# Snaps VS Hook/Loop- Bumgenius 4.0



## missangie

anyone have a preference between the snaps or the hook and loops on the bumgenius 4.0? Im thinking I will get some of each but just curious if anyone has a strong opinion about one versus the other? 

I think my husband and our babys grandparents will prefer the hook and loop but Ive read that the snaps often will last longer in the long run?


----------



## Kess

I have one of each, bought preloved. The velcro looks tattier by far, though still functional. The snaps aren't as well-placed as those on some other brands, I don't think, so less adjustability and they seem quite low to me so there's a band of material around the top when the snaps are done up tight, IYSWIM? Purely aesthetic, doesn't affect function. This could all just be me not liking the V4 though, I'll be selling both of mine on tbh as I just don't like them though they work alright.


----------



## Snuffy

We have V3s with Velcro and always got on well with it, however we had switched back to sposies by the time she got to a point of being able to take them off herself. 

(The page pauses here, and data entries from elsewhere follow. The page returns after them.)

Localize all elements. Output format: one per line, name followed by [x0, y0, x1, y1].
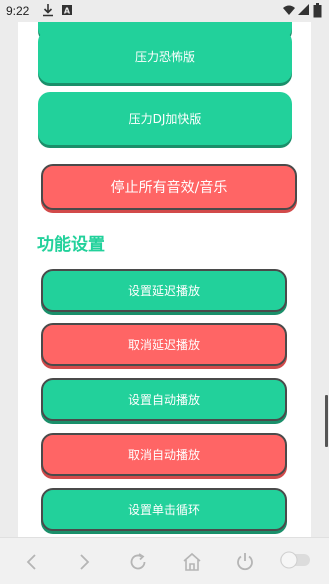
section-title: 功能设置: [37, 235, 105, 255]
content-panel: 压力恐怖版 压力DJ加快版 停止所有音效/音乐 功能设置 设置延迟播放 取消延迟…: [18, 22, 311, 537]
battery-icon: [313, 3, 322, 21]
cancel-auto-button[interactable]: 取消自动播放: [41, 433, 287, 476]
status-time: 9:22: [6, 4, 30, 18]
forward-icon[interactable]: [72, 550, 96, 574]
svg-text:A: A: [64, 7, 71, 16]
notification-a-icon: A: [61, 3, 73, 20]
set-auto-button[interactable]: 设置自动播放: [41, 378, 287, 421]
wifi-icon: [282, 3, 296, 20]
cellular-icon: [297, 3, 310, 20]
set-delay-button[interactable]: 设置延迟播放: [41, 269, 287, 312]
home-icon[interactable]: [180, 550, 204, 574]
dj-fast-version-button[interactable]: 压力DJ加快版: [38, 92, 292, 145]
power-icon[interactable]: [233, 550, 257, 574]
horror-version-button[interactable]: 压力恐怖版: [38, 30, 292, 83]
status-bar: 9:22 A: [0, 0, 329, 22]
download-icon: [42, 3, 54, 20]
cancel-delay-button[interactable]: 取消延迟播放: [41, 323, 287, 366]
refresh-icon[interactable]: [126, 550, 150, 574]
toggle-icon[interactable]: [279, 550, 311, 570]
set-loop-button[interactable]: 设置单击循环: [41, 488, 287, 531]
stop-all-button[interactable]: 停止所有音效/音乐: [41, 164, 297, 210]
scrollbar[interactable]: [325, 395, 328, 447]
back-icon[interactable]: [20, 550, 44, 574]
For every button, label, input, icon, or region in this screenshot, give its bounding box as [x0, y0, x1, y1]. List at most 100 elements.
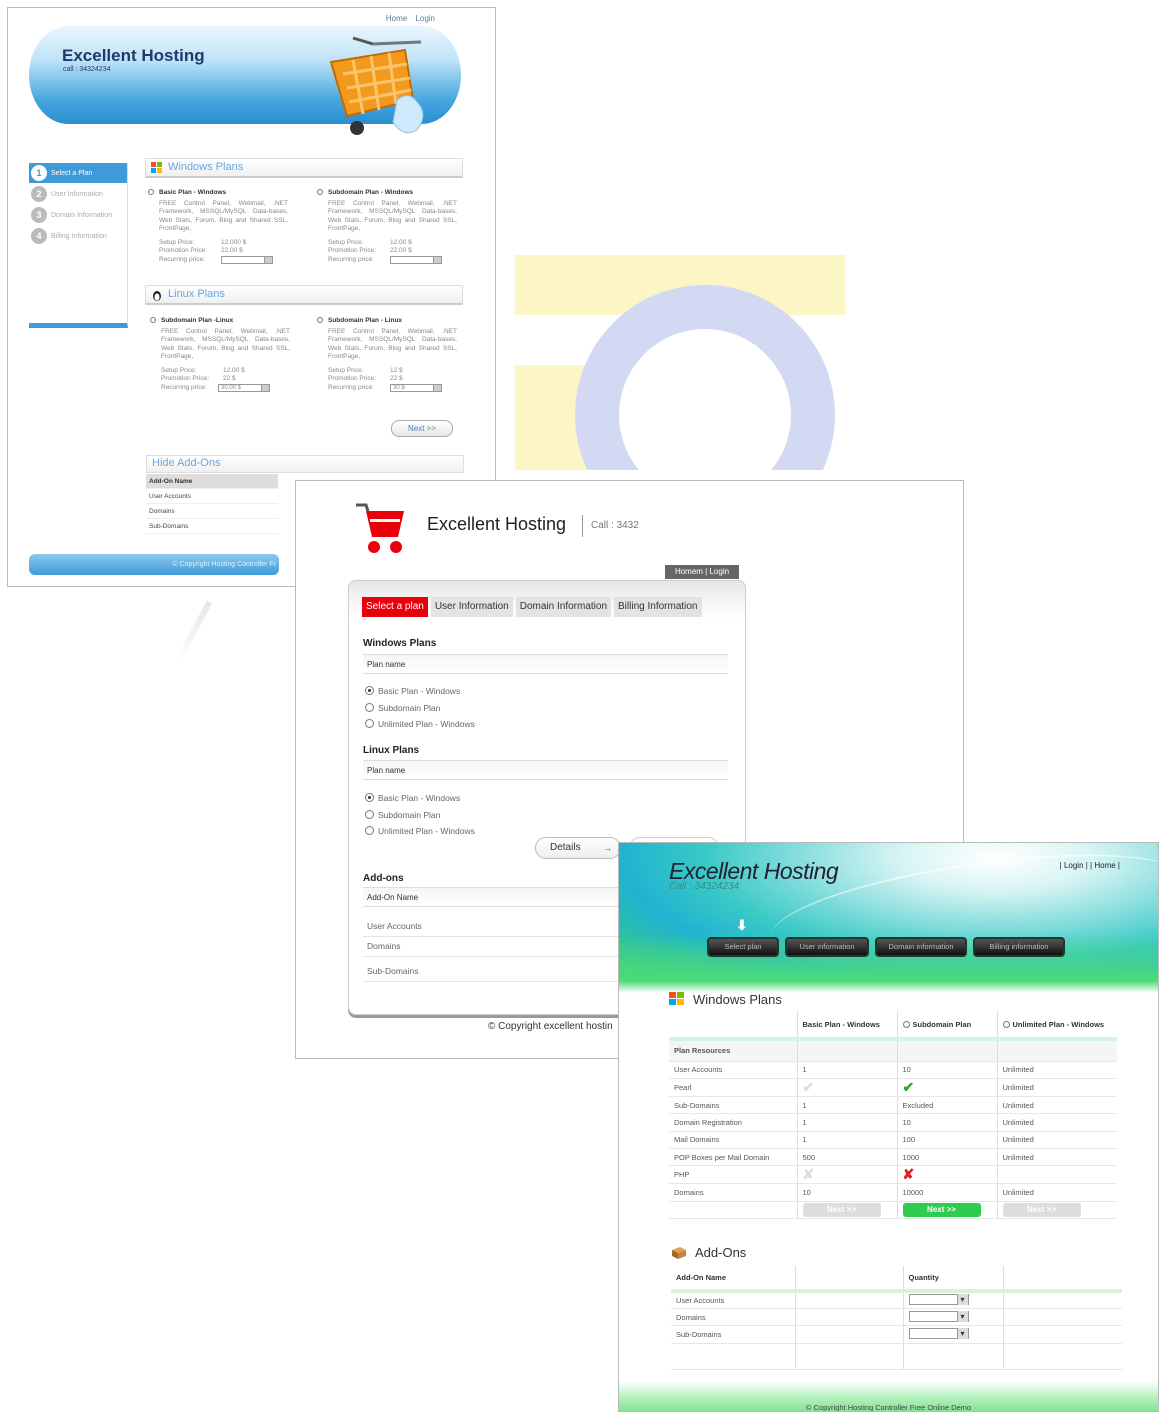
step-user-information[interactable]: 2 User Information — [29, 184, 127, 204]
column-unlimited-plan[interactable]: Unlimited Plan - Windows — [996, 1011, 1117, 1041]
promo-price: 22 $ — [223, 375, 236, 382]
setup-price: 12 $ — [390, 366, 403, 374]
column-label: Subdomain Plan — [912, 1019, 972, 1029]
step-user-information[interactable]: User information — [785, 937, 869, 957]
login-home-links[interactable]: | Login | | Home | — [1060, 861, 1120, 870]
row-label: Domains — [669, 1183, 797, 1202]
addon-label: User Accounts — [671, 1291, 795, 1309]
plan-radio[interactable] — [902, 1020, 910, 1028]
checkmark-icon: ✔ — [802, 1078, 815, 1095]
screenshot-green-theme: Excellent Hosting Call : 34324234 | Logi… — [618, 842, 1159, 1412]
recurring-price-select[interactable] — [390, 255, 442, 264]
home-login-links[interactable]: Homem | Login — [665, 565, 739, 579]
setup-price: 12.000 $ — [221, 238, 247, 246]
section-title: Linux Plans — [168, 288, 225, 300]
plan-name: Basic Plan - Windows — [159, 189, 227, 196]
table-row: Next >> Next >> Next >> — [669, 1201, 1117, 1220]
phone-number: Call : 3432 — [591, 520, 639, 531]
windows-plans-header: Windows Plans — [145, 158, 463, 178]
section-title: Windows Plans — [168, 161, 244, 173]
tab-select-plan[interactable]: Select a plan — [362, 597, 428, 617]
step-label: User Information — [51, 190, 103, 198]
cell: 500 — [796, 1148, 897, 1167]
recurring-price-select[interactable]: 30 $ — [390, 383, 442, 392]
step-label: Select a Plan — [51, 169, 93, 177]
promo-price: 22 $ — [390, 375, 403, 382]
linux-plans-heading: Linux Plans — [363, 745, 420, 756]
quantity-select[interactable] — [908, 1327, 969, 1339]
step-domain-information[interactable]: 3 Domain Information — [29, 205, 127, 225]
step-select-plan[interactable]: 1 Select a Plan — [29, 163, 127, 183]
radio-checked[interactable] — [365, 686, 374, 695]
section-title: Windows Plans — [693, 992, 782, 1007]
setup-price: 12.00 $ — [223, 366, 245, 374]
cell: Unlimited — [996, 1078, 1117, 1097]
row-label: Sub-Domains — [669, 1096, 797, 1115]
radio-unchecked[interactable] — [365, 703, 374, 712]
plan-card: Subdomain Plan -Linux FREE Control Panel… — [150, 317, 290, 392]
quantity-header: Quantity — [902, 1266, 1003, 1293]
checkmark-icon: ✔ — [902, 1078, 915, 1095]
plan-option[interactable]: Basic Plan - Windows — [365, 793, 460, 803]
promo-label: Promotion Price: — [328, 247, 377, 254]
plan-option[interactable]: Subdomain Plan — [365, 810, 440, 820]
radio-unchecked[interactable] — [365, 810, 374, 819]
plan-comparison-table: Basic Plan - Windows Subdomain Plan Unli… — [669, 1011, 1117, 1220]
plan-option[interactable]: Unlimited Plan - Windows — [365, 719, 475, 729]
cell: 10 — [796, 1183, 897, 1202]
step-domain-information[interactable]: Domain information — [875, 937, 967, 957]
tab-domain-information[interactable]: Domain Information — [515, 597, 612, 617]
setup-label: Setup Price: — [159, 238, 195, 246]
radio-checked[interactable] — [365, 793, 374, 802]
radio-unchecked[interactable] — [365, 719, 374, 728]
next-button-unlimited[interactable]: Next >> — [1002, 1203, 1081, 1218]
plan-radio[interactable] — [150, 317, 156, 324]
top-links: Home Login — [380, 14, 435, 23]
plan-radio[interactable] — [148, 189, 154, 196]
phone-number: Call : 34324234 — [669, 881, 740, 892]
next-button-subdomain[interactable]: Next >> — [902, 1203, 981, 1218]
next-button-basic[interactable]: Next >> — [802, 1203, 881, 1218]
column-subdomain-plan[interactable]: Subdomain Plan — [896, 1011, 997, 1041]
details-button[interactable]: Details → — [535, 837, 621, 859]
column-basic-plan: Basic Plan - Windows — [796, 1011, 897, 1041]
step-billing-information[interactable]: 4 Billing Information — [29, 226, 127, 246]
step-number: 1 — [31, 165, 47, 181]
table-row: Pearl ✔ ✔ Unlimited — [669, 1078, 1117, 1097]
step-billing-information[interactable]: Billing information — [973, 937, 1065, 957]
table-row: Sub-Domains 1 Excluded Unlimited — [669, 1096, 1117, 1115]
step-tabs: Select a plan User Information Domain In… — [362, 597, 702, 617]
radio-unchecked[interactable] — [365, 826, 374, 835]
windows-plans-heading: Windows Plans — [669, 992, 782, 1007]
step-select-plan[interactable]: Select plan — [707, 937, 779, 957]
quantity-select[interactable] — [908, 1293, 969, 1305]
plan-radio[interactable] — [1002, 1020, 1010, 1028]
plan-option[interactable]: Subdomain Plan — [365, 703, 440, 713]
copyright: © Copyright excellent hostin — [488, 1021, 613, 1032]
recurring-price-select[interactable]: 30.00 $ — [218, 383, 270, 392]
next-button[interactable]: Next >> — [391, 420, 453, 437]
table-row: Domains — [671, 1308, 1122, 1327]
recurring-price-select[interactable] — [221, 255, 273, 264]
plan-radio[interactable] — [317, 317, 323, 324]
option-label: Basic Plan - Windows — [378, 793, 461, 803]
plan-option[interactable]: Basic Plan - Windows — [365, 686, 460, 696]
recurring-label: Recurring price: — [328, 383, 374, 391]
addons-heading: Add-ons — [363, 873, 404, 884]
option-label: Unlimited Plan - Windows — [378, 826, 475, 836]
tab-billing-information[interactable]: Billing Information — [614, 597, 702, 617]
home-link[interactable]: Home — [386, 14, 407, 23]
row-label: Domain Registration — [669, 1113, 797, 1132]
quantity-select[interactable] — [908, 1310, 969, 1322]
cell: 1 — [796, 1061, 897, 1079]
cell: 10 — [896, 1061, 997, 1079]
hide-addons-toggle[interactable]: Hide Add-Ons — [146, 455, 464, 473]
plan-radio[interactable] — [317, 189, 323, 196]
addon-row: Domains — [146, 504, 278, 519]
tab-user-information[interactable]: User Information — [430, 597, 513, 617]
setup-label: Setup Price: — [328, 366, 364, 374]
login-link[interactable]: Login — [415, 14, 435, 23]
plan-name-header: Plan name — [363, 760, 728, 780]
plan-option[interactable]: Unlimited Plan - Windows — [365, 826, 475, 836]
option-label: Subdomain Plan — [378, 703, 441, 713]
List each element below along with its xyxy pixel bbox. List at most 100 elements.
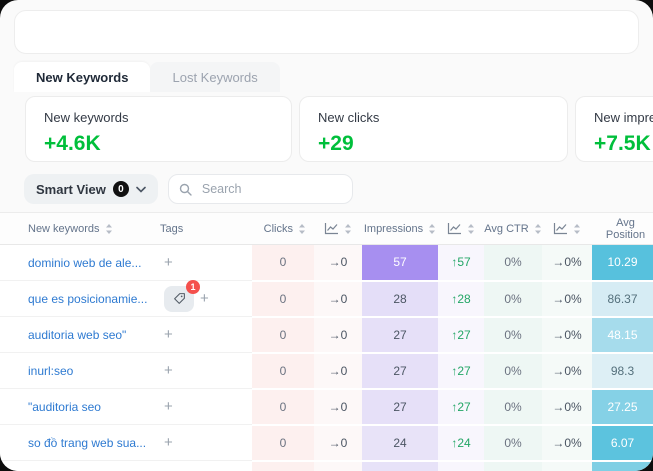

I am going to be selling our pink V3s and if this LO gets on with them, replacing them with boy colour V4s and I have been wondering whether to get snaps for those so we have a mixture of both - so I am also interested in views on this.


----------



## My_littlbump

I asked this same question a couple of weeks ago, and got a mixed response! So it just depends on preference I think! :) People said you get a better fit on newborns with Velcro, and it's probably easier for dads/grandparents, and popper ones keep in good condition for a lot longer, are harder for older babies to undo, and it's also easy to remember what popper settings to adjust the nappy too each time to get the same fit!

I got two of each to try out when little one arrives, I must say that the Velcro one looks tatty already(brand-new!) for example the Velcro on my tots bots ones seems far nicer quality! In fact the overall quality of my tots bots easyfits just seems nicer, so I'll see how they compare when baby arrives! :) x


----------



## Mary Jo

I have both, and there are pros and cons to both. on balance I prefer the hook and loop as it just seems to fit better, but it does look tatty after a few washes, though I don't have issues with any of it not sticking well enough and this is after my BG v3s being in use for over 2 years. I think the hook and loop on the V4s is meant to be better, but I don't kno, it's hard to tell because my V4s are simply not as old or well worn as my V3s. 

I find the snaps to be fiddly, and harder to do up on a squirming child (which I have), and the fit is not so good. but the nappies themselves look better longer.

I will be using all my BGs on Joel eventually and I plan to have the leg elastic and hook and loop replaced. I believe it's not a difficult task if you can use a machine (I can't but my mum can).

I also find that the velcro on Tots Bots is *way* better. at least the old-style Bamboozles were not good but the Stretchies are great.


----------